A Gentleman’s Position(34)
“Because she does.”
“What did you tell her?”
“Everything.” Lord Richard’s eyes widened in shock. “We’re close. I trust her absolutely, and I would destroy anyone, anyone who thought of harming her.”
“Is that a warning? You cannot suppose I would take out any resentment on an innocent party. Good God.”
David shrugged. It was a disrespectful, liberating movement. He put his hands in his pockets for good measure. “As you have said, you have all the power. I must protect myself.”
“I have attempted to protect you.”
“But you did not. You did the opposite.”
“Yes, because I was attempting not to make a mull of things, and I am very aware of my failure there.” Humiliation stained Lord Richard’s voice. “I don’t know what to offer you except my regret. I have no idea what I should have done better, how this damned tangle could have been prevented. I’m sorry. I have never fallen in love outside my station before.”
David stopped dead. “I beg your pardon,” he choked out when he could command his voice, “but what did you say?”
“I can’t tell you how much I miss you,” Lord Richard said softly. “Everything is so damned unsatisfactory in your absence. I wanted you so much for so long and told myself so often that I could not have you, and when you had the courage to say what we both knew, I lost my head. I am well aware you may not wish to hear this now, and God knows it changes nothing. But you were a great deal braver than I, and at the least, I owe you the truth.”
David remembered to breathe. “But…”
“It changes nothing,” Lord Richard repeated. “God knows I am tempted to declare all for love and the world well lost, but I cannot abandon my responsibilities, my brother. I have a household full of staff who know my every movement; if I set up a lover, it would be notorious within days. And I don’t want that anyway. I want you there, with me, so much that I have been unable to think without you. But the only way you and I can be together is with you as my servant, and no matter how much I tell myself that could be right, that we could make it right, I cannot believe it to be true. God damn it.”
David set his jaw. “Why are you here, your lordship? What are you asking me?”
“I’m not sure I’m asking anything. I don’t know what there is to ask for. I had to see you, that’s all.” He pulled a flower head from a high stalk and rolled it in his fingers. “Ah, Cyprian. Deal with this for me.”
He’d said that so often in the last few years, and every time, David had. The words caught at his breath like claws. He looked up, mouth open, and saw an expression in Lord Richard’s eyes that made it all so much worse.
“I don’t know what to do, my lord. If I did, I’d have done it already.”
“Yes, I dare say you would,” Lord Richard said. “We cannot have each other while you work for me, we cannot see each other if you do not, we cannot be as we were, and I cannot stand to be without you. I don’t know what that leaves.”
David steeled himself. “It leaves nothing while you feel as you do about me working for you. And perhaps you’re right to feel that. You feared that you would ride roughshod over me, and you did.” You still are, he did not add. If Lord Richard would simply ask him to come back as his valet—
Stupid. Stupid.
“Yes,” Lord Richard said. “That is what happens, you see, when one person has all the power and the other none. I don’t know what I thought I could achieve by coming here, and perhaps I should have left all this unsaid, but…” He made a hopeless gesture. “My house feels so damned empty now.”

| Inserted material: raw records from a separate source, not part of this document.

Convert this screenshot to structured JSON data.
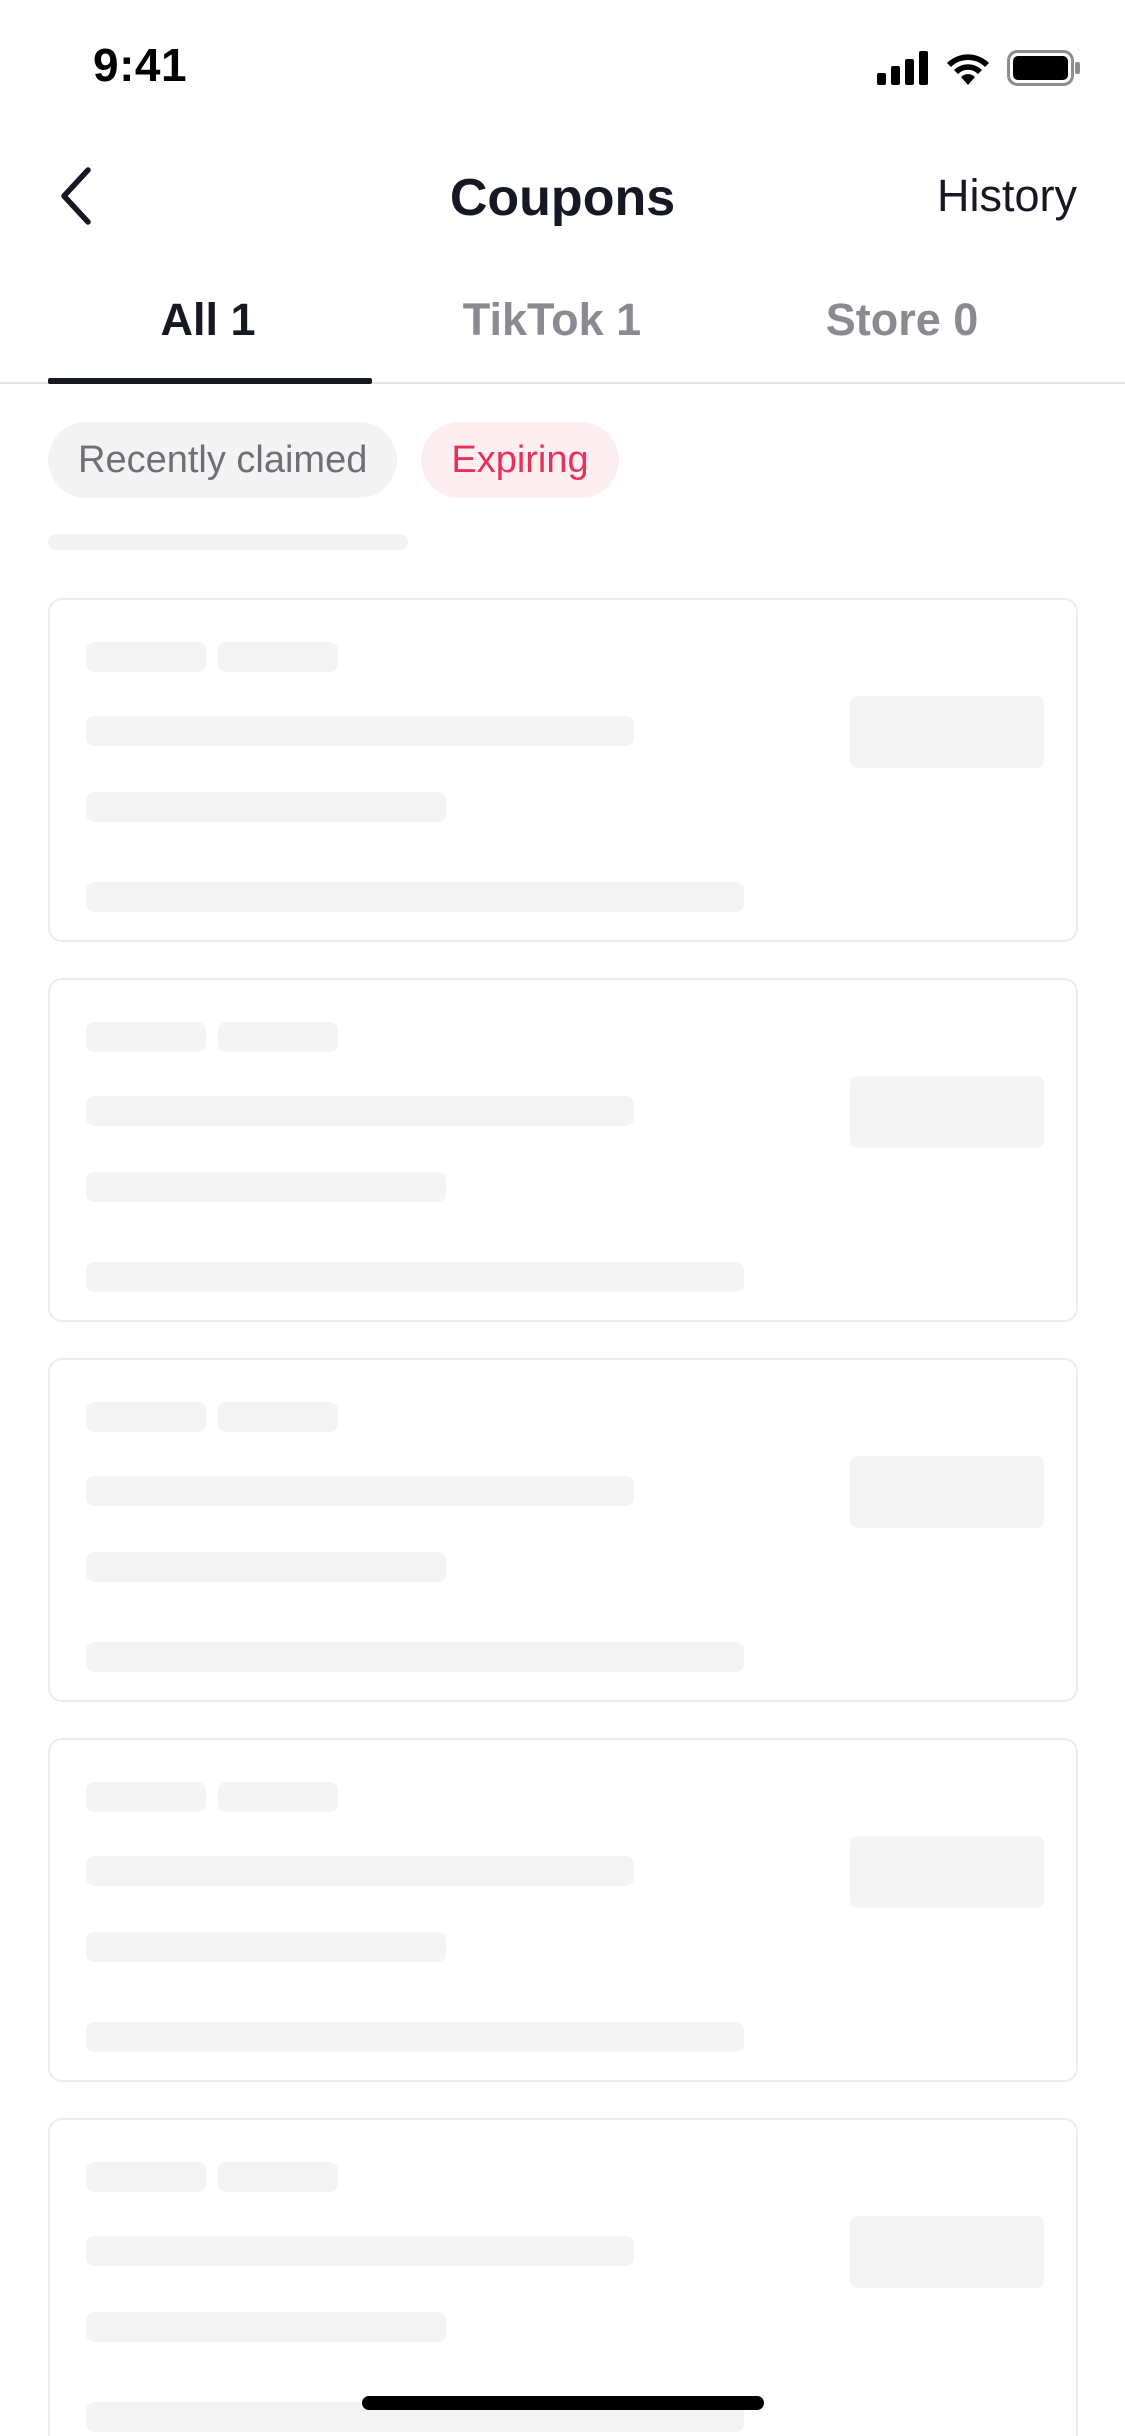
{
  "status_bar": {
    "time": "9:41",
    "icons": [
      "signal-icon",
      "wifi-icon",
      "battery-icon"
    ]
  },
  "nav": {
    "back_icon": "chevron-left-icon",
    "title": "Coupons",
    "history_label": "History"
  },
  "tabs": [
    {
      "label": "All 1",
      "active": true
    },
    {
      "label": "TikTok 1",
      "active": false
    },
    {
      "label": "Store 0",
      "active": false
    }
  ],
  "filters": [
    {
      "label": "Recently claimed",
      "active": false
    },
    {
      "label": "Expiring",
      "active": true
    }
  ],
  "colors": {
    "text_primary": "#161823",
    "text_secondary": "#8a8b91",
    "accent": "#e8315a",
    "accent_bg": "#fdeef1",
    "skeleton": "#f4f4f4"
  },
  "placeholder_cards": 5
}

David wanted to say, I’m glad you came, but he wasn’t sure it was true. “It hasn’t made things worse, at least. I’m grateful you made the effort.”
“I don’t want your gratitude.”
“There is nothing else I can give you.”
Lord Richard took his arm, tugging him to a stop and turning him so they faced each other. “I am not asking for anything. I have hurt you already, sent you fleeing from me, and even if I had not, there is no future in this. That is quite clear.” He gave a half smile. “I wish there were. I thought I missed you when you were gone, but it feels so much worse now I see you here. You as yourself with the sun on your hair.” He reached out to brush a loose red strand back from David’s forehead and tucked it behind his ear with care. David felt his lungs constrict. “Good God, you’re lovely. Your hair.”
“You hate my hair,” David pointed out, feeling that little resentment catch and burn.